Aspen Meadow Elementary will open late. (Courtesy image)

With six portable classrooms across schools in a growing district, Northwest Allen County Schools seems to be bursting at the seams. To alleviate the problem, the district is building Aspen Meadow Elementary School on Hathaway Road near Carroll Middle School, which is expected to welcome its first students in the 2020-2021 school year.

The $22 million project has been in the process since fall of 2018, when the referendum for the building was passed with 75 percent voter approval. Bids were awarded 15 months ago, and construction began a little over a year ago.

Aspen Meadow will have the same base characteristics as two other schools in the district, Cedar Canyon and Eel River elementary schools. According to NACS Chief Operations Officer John Miller, this is the least expensive and most efficient way to go about building and design.

“When you build like that, you give the opportunity to the new principal and others involved to say, ‘If you had to do it again, what would you do differently?’ And we can incorporate those differences into the new design,” said Miller.

Each grade will have its own hallway that will house classrooms, making it easier for student travel and teacher collaboration. The hallways will branch off the middle of the building, which will hold the front office and library.
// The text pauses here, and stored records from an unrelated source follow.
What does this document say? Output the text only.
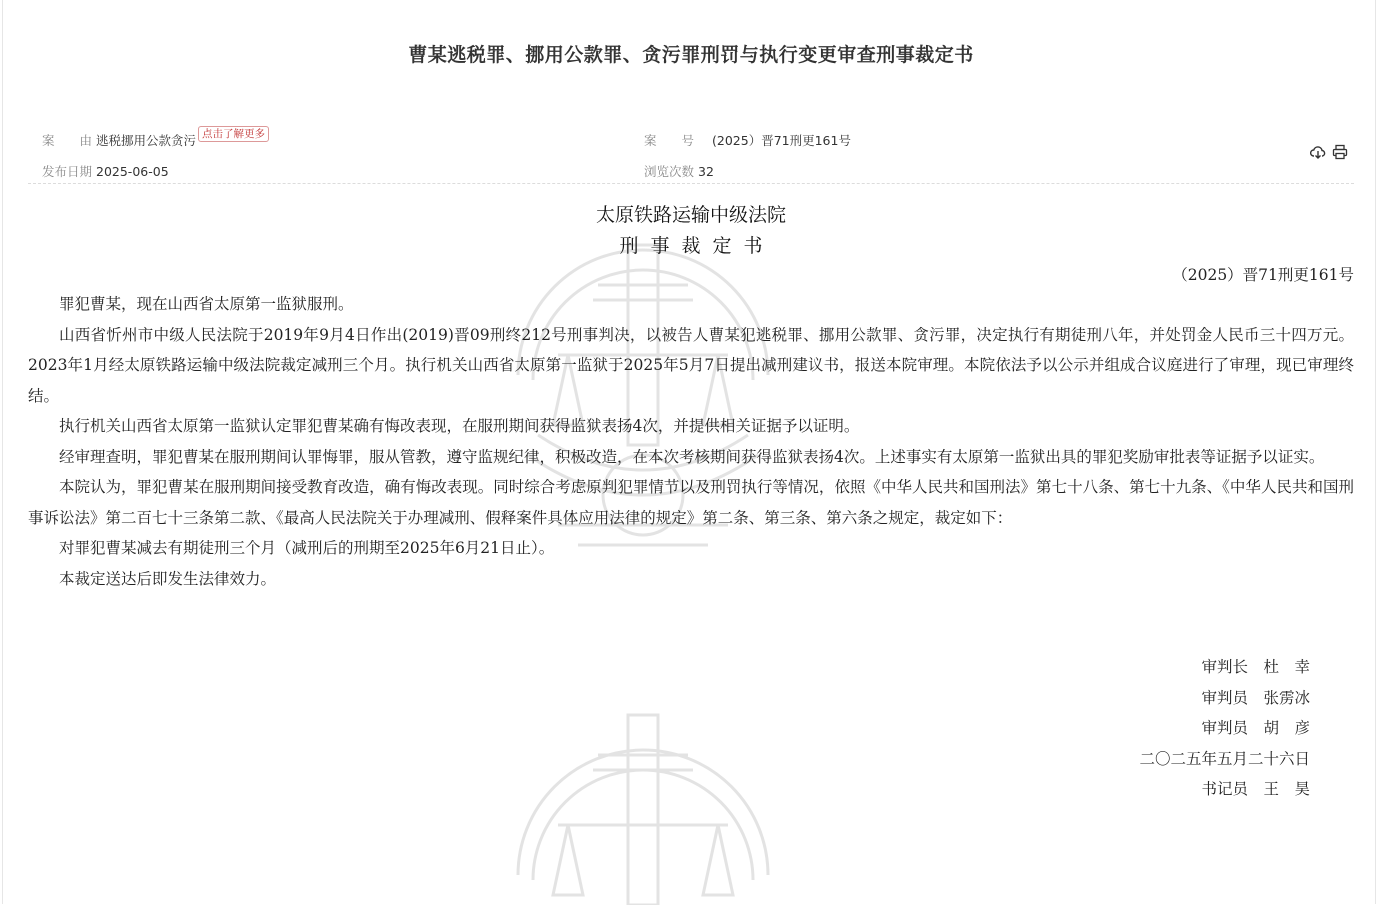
曹某逃税罪、挪用公款罪、贪污罪刑罚与执行变更审查刑事裁定书
案　　由 逃税挪用公款贪污 点击了解更多	案　　号 (2025）晋71刑更161号
发布日期 2025-06-05	浏览次数 32
太原铁路运输中级法院
刑事裁定书
（2025）晋71刑更161号

罪犯曹某，现在山西省太原第一监狱服刑。

山西省忻州市中级人民法院于2019年9月4日作出(2019)晋09刑终212号刑事判决，以被告人曹某犯逃税罪、挪用公款罪、贪污罪，决定执行有期徒刑八年，并处罚金人民币三十四万元。2023年1月经太原铁路运输中级法院裁定减刑三个月。执行机关山西省太原第一监狱于2025年5月7日提出减刑建议书，报送本院审理。本院依法予以公示并组成合议庭进行了审理，现已审理终结。

执行机关山西省太原第一监狱认定罪犯曹某确有悔改表现，在服刑期间获得监狱表扬4次，并提供相关证据予以证明。

经审理查明，罪犯曹某在服刑期间认罪悔罪，服从管教，遵守监规纪律，积极改造，在本次考核期间获得监狱表扬4次。上述事实有太原第一监狱出具的罪犯奖励审批表等证据予以证实。

本院认为，罪犯曹某在服刑期间接受教育改造，确有悔改表现。同时综合考虑原判犯罪情节以及刑罚执行等情况，依照《中华人民共和国刑法》第七十八条、第七十九条、《中华人民共和国刑事诉讼法》第二百七十三条第二款、《最高人民法院关于办理减刑、假释案件具体应用法律的规定》第二条、第三条、第六条之规定，裁定如下：

对罪犯曹某减去有期徒刑三个月（减刑后的刑期至2025年6月21日止）。

本裁定送达后即发生法律效力。

审判长　杜　幸
审判员　张雳冰
审判员　胡　彦
二〇二五年五月二十六日
书记员　王　昊
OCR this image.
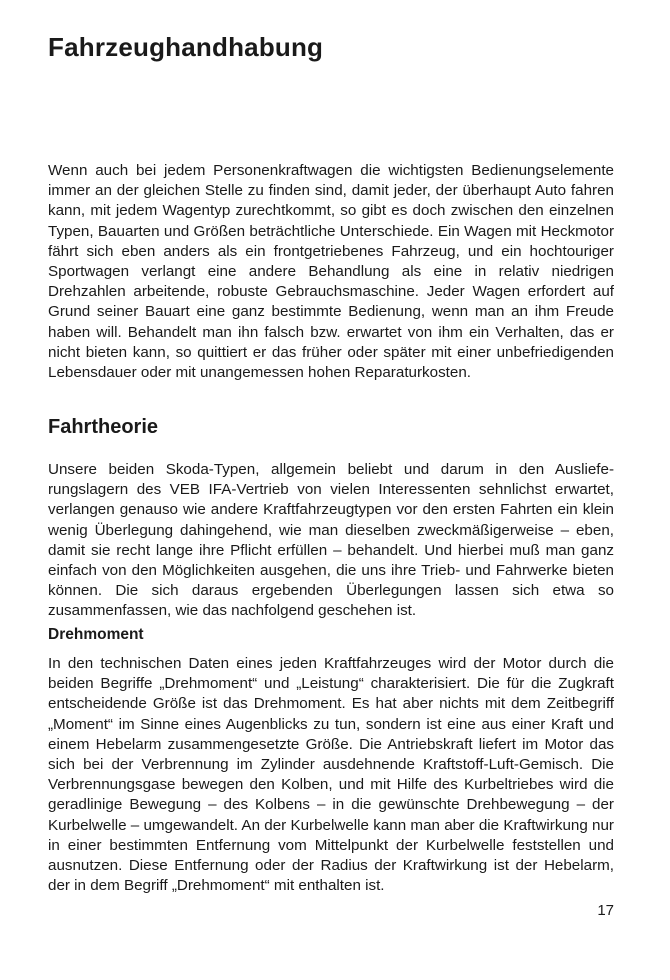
Fahrzeughandhabung

Wenn auch bei jedem Personenkraftwagen die wichtigsten Bedienungselemente immer an der gleichen Stelle zu finden sind, damit jeder, der überhaupt Auto fahren kann, mit jedem Wagentyp zurechtkommt, so gibt es doch zwischen den einzelnen Typen, Bauarten und Größen beträchtliche Unterschiede. Ein Wagen mit Heckmotor fährt sich eben anders als ein frontgetriebenes Fahrzeug, und ein hochtouriger Sportwagen verlangt eine andere Behandlung als eine in relativ niedrigen Drehzahlen arbeitende, robuste Gebrauchsmaschine. Jeder Wagen erfordert auf Grund seiner Bauart eine ganz bestimmte Bedienung, wenn man an ihm Freude haben will. Behandelt man ihn falsch bzw. erwartet von ihm ein Verhalten, das er nicht bieten kann, so quittiert er das früher oder später mit einer unbefriedigenden Lebensdauer oder mit unangemessen hohen Reparaturkosten.

Fahrtheorie

Unsere beiden Skoda-Typen, allgemein beliebt und darum in den Auslieferungslagern des VEB IFA-Vertrieb von vielen Interessenten sehnlichst erwartet, verlangen genauso wie andere Kraftfahrzeugtypen vor den ersten Fahrten ein klein wenig Überlegung dahingehend, wie man dieselben zweckmäßigerweise – eben, damit sie recht lange ihre Pflicht erfüllen – behandelt. Und hierbei muß man ganz einfach von den Möglichkeiten ausgehen, die uns ihre Trieb- und Fahrwerke bieten können. Die sich daraus ergebenden Überlegungen lassen sich etwa so zusammenfassen, wie das nachfolgend geschehen ist.

Drehmoment

In den technischen Daten eines jeden Kraftfahrzeuges wird der Motor durch die beiden Begriffe „Drehmoment“ und „Leistung“ charakterisiert. Die für die Zugkraft entscheidende Größe ist das Drehmoment. Es hat aber nichts mit dem Zeitbegriff „Moment“ im Sinne eines Augenblicks zu tun, sondern ist eine aus einer Kraft und einem Hebelarm zusammengesetzte Größe. Die Antriebskraft liefert im Motor das sich bei der Verbrennung im Zylinder ausdehnende Kraftstoff-Luft-Gemisch. Die Verbrennungsgase bewegen den Kolben, und mit Hilfe des Kurbeltriebes wird die geradlinige Bewegung – des Kolbens – in die gewünschte Drehbewegung – der Kurbelwelle – umgewandelt. An der Kurbelwelle kann man aber die Kraftwirkung nur in einer bestimmten Entfernung vom Mittelpunkt der Kurbelwelle feststellen und ausnutzen. Diese Entfernung oder der Radius der Kraftwirkung ist der Hebelarm, der in dem Begriff „Drehmoment“ mit enthalten ist.

17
Aspen Meadow’s school colors will be Carolina blue, navy blue, gray and white, with the mascot being a bulldog. The colors and the mascot were all picked by the new school principal, Kim Lochmueller.

Other than Lochmueller, the only staff members picked for the building as of now are the head custodian Shane Lochmueller and front office member Amy Schweitzer. Once the district finishes redistricting, they will then decide how many teachers the building will need.

According to Miller, redistricting has been “fantastic” for NACS, with a lot of help from the community.

“It’s been a very public process. (The community) had a say in what’s important to them and what makes sense,” said Miller.

NACS put together seven groups made up of students, parents, teachers and administrators from representative areas to put together some ideas and give feedback. The plans were very similar, so the district compiled three different plans, which the community voted on through the NACS website or community meetings.

“What we’re hearing overwhelmingly is that people like Northwest Allen County Schools,” said Miller, “Everyone likes where they’re going to school and that’s a great thing to have.”

After the community gives feedback, the plans will move to the School Board, who will have the final say in March whether it will go into effect in the 2020-21 school year.

Miller went on to say that NACS is continuing to grow, and the district is planning on more growth and building more buildings in the future. With new neighborhoods going up all around the district, it’s only a matter of time until the next building is needed.

“We know this won’t be our last elementary school, it’s just a matter of when we will need our next elementary school,”he said.